After the latest results, the 14 analysts covering Daiichi Sankyo Company are now predicting revenues of JP¥1.76t in 2025. If met, this would reflect a decent 9.9% improvement in revenue compared to the last 12 months. Statutory earnings per share are expected to reduce 2.4% to JP¥102 in the same period. In the lead-up to this report, the analysts had been modelling revenues of JP¥1.76t and earnings per share (EPS) of JP¥100 in 2025. The analysts seems to have become more bullish on the business, judging by their new earnings per share estimates.

The consensus price target was unchanged at JP¥5,673, implying that the improved earnings outlook is not expected to have a long term impact on value creation for shareholders. There's another way to think about price targets though, and that's to look at the range of price targets put forward by analysts, because a wide range of estimates could suggest a diverse view on possible outcomes for the business. The most optimistic Daiichi Sankyo Company analyst has a price target of JP¥6,300 per share, while the most pessimistic values it at JP¥4,200. These price targets show that analysts do have some differing views on the business, but the estimates do not vary enough to suggest to us that some are betting on wild success or utter failure.

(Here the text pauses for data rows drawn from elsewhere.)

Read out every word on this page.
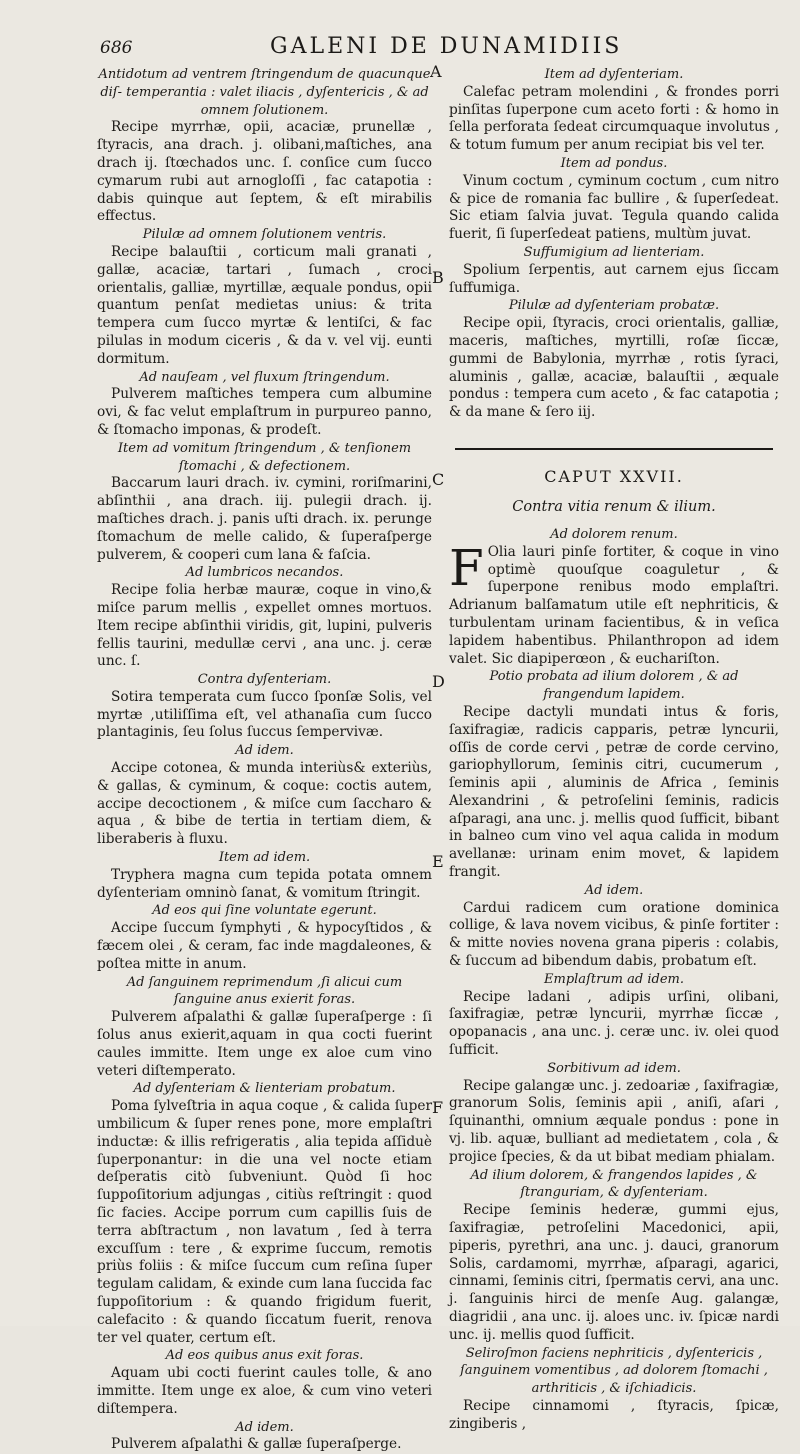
686	GALENI DE DUNAMIDIIS

Antidotum ad ventrem ſtringendum de quacunque diſ- temperantia : valet iliacis , dyſentericis , & ad omnem ſolutionem.

Recipe myrrhæ, opii, acaciæ, prunellæ , ſtyracis, ana drach. j. olibani,maſtiches, ana drach ij. ſtœchados unc. ſ. conſice cum ſucco cymarum rubi aut arnogloſſi , fac catapotia : dabis quinque aut ſeptem, & eſt mirabilis effectus.

Pilulæ ad omnem ſolutionem ventris.

Recipe balauſtii , corticum mali granati , gallæ, acaciæ, tartari , ſumach , croci orientalis, galliæ, myrtillæ, æquale pondus, opii quantum penſat medietas unius: & trita tempera cum ſucco myrtæ & lentiſci, & fac pilulas in modum ciceris , & da v. vel vij. eunti dormitum.

Ad nauſeam , vel fluxum ſtringendum.

Pulverem maſtiches tempera cum albumine ovi, & fac velut emplaſtrum in purpureo panno, & ſtomacho imponas, & prodeſt.

Item ad vomitum ſtringendum , & tenſionem ſtomachi , & defectionem.

Baccarum lauri drach. iv. cymini, roriſmarini, abſinthii , ana drach. iij. pulegii drach. ij. maſtiches drach. j. panis uſti drach. ix. perunge ſtomachum de melle calido, & ſuperaſperge pulverem, & cooperi cum lana & faſcia.

Ad lumbricos necandos.

Recipe folia herbæ mauræ, coque in vino,& miſce parum mellis , expellet omnes mortuos. Item recipe abſinthii viridis, git, lupini, pulveris fellis taurini, medullæ cervi , ana unc. j. ceræ unc. ſ.

Contra dyſenteriam.

Sotira temperata cum ſucco ſponſæ Solis, vel myrtæ ,utiliſſima eſt, vel athanaſia cum ſucco plantaginis, ſeu ſolus ſuccus ſempervivæ.

Ad idem.

Accipe cotonea, & munda interiùs& exteriùs, & gallas, & cyminum, & coque: coctis autem, accipe decoctionem , & miſce cum ſaccharo & aqua , & bibe de tertia in tertiam diem, & liberaberis à fluxu.

Item ad idem.

Tryphera magna cum tepida potata omnem dyſenteriam omninò ſanat, & vomitum ſtringit.

Ad eos qui ſine voluntate egerunt.

Accipe ſuccum ſymphyti , & hypocyſtidos , & fæcem olei , & ceram, fac inde magdaleones, & poſtea mitte in anum.

Ad ſanguinem reprimendum ,ſi alicui cum ſanguine anus exierit foras.

Pulverem aſpalathi & gallæ ſuperaſperge : ſi ſolus anus exierit,aquam in qua cocti fuerint caules immitte. Item unge ex aloe cum vino veteri diſtemperato.

Ad dyſenteriam & lienteriam probatum.

Poma ſylveſtria in aqua coque , & calida ſuper umbilicum & ſuper renes pone, more emplaſtri inductæ: & illis refrigeratis , alia tepida aſſiduè ſuperponantur: in die una vel nocte etiam deſperatis citò ſubveniunt. Quòd ſi hoc ſuppoſitorium adjungas , citiùs reſtringit : quod ſic facies. Accipe porrum cum capillis ſuis de terra abſtractum , non lavatum , ſed à terra excuſſum : tere , & exprime ſuccum, remotis priùs foliis : & miſce ſuccum cum reſina ſuper tegulam calidam, & exinde cum lana ſuccida fac ſuppoſitorium : & quando frigidum fuerit, calefacito : & quando ſiccatum fuerit, renova ter vel quater, certum eſt.

Ad eos quibus anus exit foras.

Aquam ubi cocti fuerint caules tolle, & ano immitte. Item unge ex aloe, & cum vino veteri diſtempera.

Ad idem.

Pulverem aſpalathi & gallæ ſuperaſperge.

Item ad dyſenteriam.

Calefac petram molendini , & frondes porri pinſitas ſuperpone cum aceto forti : & homo in ſella perforata ſedeat circumquaque involutus , & totum fumum per anum recipiat bis vel ter.

Item ad pondus.

Vinum coctum , cyminum coctum , cum nitro & pice de romania fac bullire , & ſuperſedeat. Sic etiam ſalvia juvat. Tegula quando calida fuerit, ſi ſuperſedeat patiens, multùm juvat.

Suffumigium ad lienteriam.

Spolium ſerpentis, aut carnem ejus ſiccam ſuffumiga.

Pilulæ ad dyſenteriam probatæ.

Recipe opii, ſtyracis, croci orientalis, galliæ, maceris, maſtiches, myrtilli, roſæ ſiccæ, gummi de Babylonia, myrrhæ , rotis ſyraci, aluminis , gallæ, acaciæ, balauſtii , æquale pondus : tempera cum aceto , & fac catapotia ; & da mane & ſero iij.

CAPUT XXVII.
Contra vitia renum & ilium.

Ad dolorem renum.

F Olia lauri pinſe fortiter, & coque in vino optimè quouſque coaguletur , & ſuperpone renibus modo emplaſtri. Adrianum balſamatum utile eſt nephriticis, & turbulentam urinam facientibus, & in veſica lapidem habentibus. Philanthropon ad idem valet. Sic diapiperœon , & euchariſton.

Potio probata ad ilium dolorem , & ad frangendum lapidem.

Recipe dactyli mundati intus & foris, ſaxifragiæ, radicis capparis, petræ lyncurii, oſſis de corde cervi , petræ de corde cervino, gariophyllorum, ſeminis citri, cucumerum , ſeminis apii , aluminis de Africa , ſeminis Alexandrini , & petroſelini ſeminis, radicis aſparagi, ana unc. j. mellis quod ſufficit, bibant in balneo cum vino vel aqua calida in modum avellanæ: urinam enim movet, & lapidem frangit.

Ad idem.

Cardui radicem cum oratione dominica collige, & lava novem vicibus, & pinſe fortiter : & mitte novies novena grana piperis : colabis, & ſuccum ad bibendum dabis, probatum eſt.

Emplaſtrum ad idem.

Recipe ladani , adipis urſini, olibani, ſaxifragiæ, petræ lyncurii, myrrhæ ſiccæ , opopanacis , ana unc. j. ceræ unc. iv. olei quod ſufficit.

Sorbitivum ad idem.

Recipe galangæ unc. j. zedoariæ , ſaxifragiæ, granorum Solis, ſeminis apii , aniſi, aſari , ſquinanthi, omnium æquale pondus : pone in vj. lib. aquæ, bulliant ad medietatem , cola , & projice ſpecies, & da ut bibat mediam phialam.

Ad ilium dolorem, & frangendos lapides , & ſtranguriam, & dyſenteriam.

Recipe ſeminis hederæ, gummi ejus, ſaxifragiæ, petroſelini Macedonici, apii, piperis, pyrethri, ana unc. j. dauci, granorum Solis, cardamomi, myrrhæ, aſparagi, agarici, cinnami, ſeminis citri, ſpermatis cervi, ana unc. j. ſanguinis hirci de menſe Aug. galangæ, diagridii , ana unc. ij. aloes unc. iv. ſpicæ nardi unc. ij. mellis quod ſufficit.

Seliroſmon faciens nephriticis , dyſentericis , ſanguinem vomentibus , ad dolorem ſtomachi , arthriticis , & iſchiadicis.

Recipe cinnamomi , ſtyracis, ſpicæ, zingiberis ,

A
B
C
D
E
F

These estimates are interesting, but it can be useful to paint some more broad strokes when seeing how forecasts compare, both to the Daiichi Sankyo Company's past performance and to peers in the same industry. The period to the end of 2025 brings more of the same, according to the analysts, with revenue forecast to display 9.9% growth on an annualised basis. That is in line with its 10% annual growth over the past five years. Compare this with the broader industry, which analyst estimates (in aggregate) suggest will see revenues grow 4.8% annually. So it's pretty clear that Daiichi Sankyo Company is forecast to grow substantially faster than its industry.

The Bottom Line

The biggest takeaway for us is the consensus earnings per share upgrade, which suggests a clear improvement in sentiment around Daiichi Sankyo Company's earnings potential next year. Fortunately, they also reconfirmed their revenue numbers, suggesting that it's tracking in line with expectations. Additionally, our data suggests that revenue is expected to grow faster than the wider industry. There was no real change to the consensus price target, suggesting that the intrinsic value of the business has not undergone any major changes with the latest estimates.

With that in mind, we wouldn't be too quick to come to a conclusion on Daiichi Sankyo Company. Long-term earnings power is much more important than next year's profits. We have forecasts for Daiichi Sankyo Company going out to 2027, and you can see them free on our platform here.

You can also see our analysis of Daiichi Sankyo Company's Board and CEO remuneration and experience, and whether company insiders have been buying stock.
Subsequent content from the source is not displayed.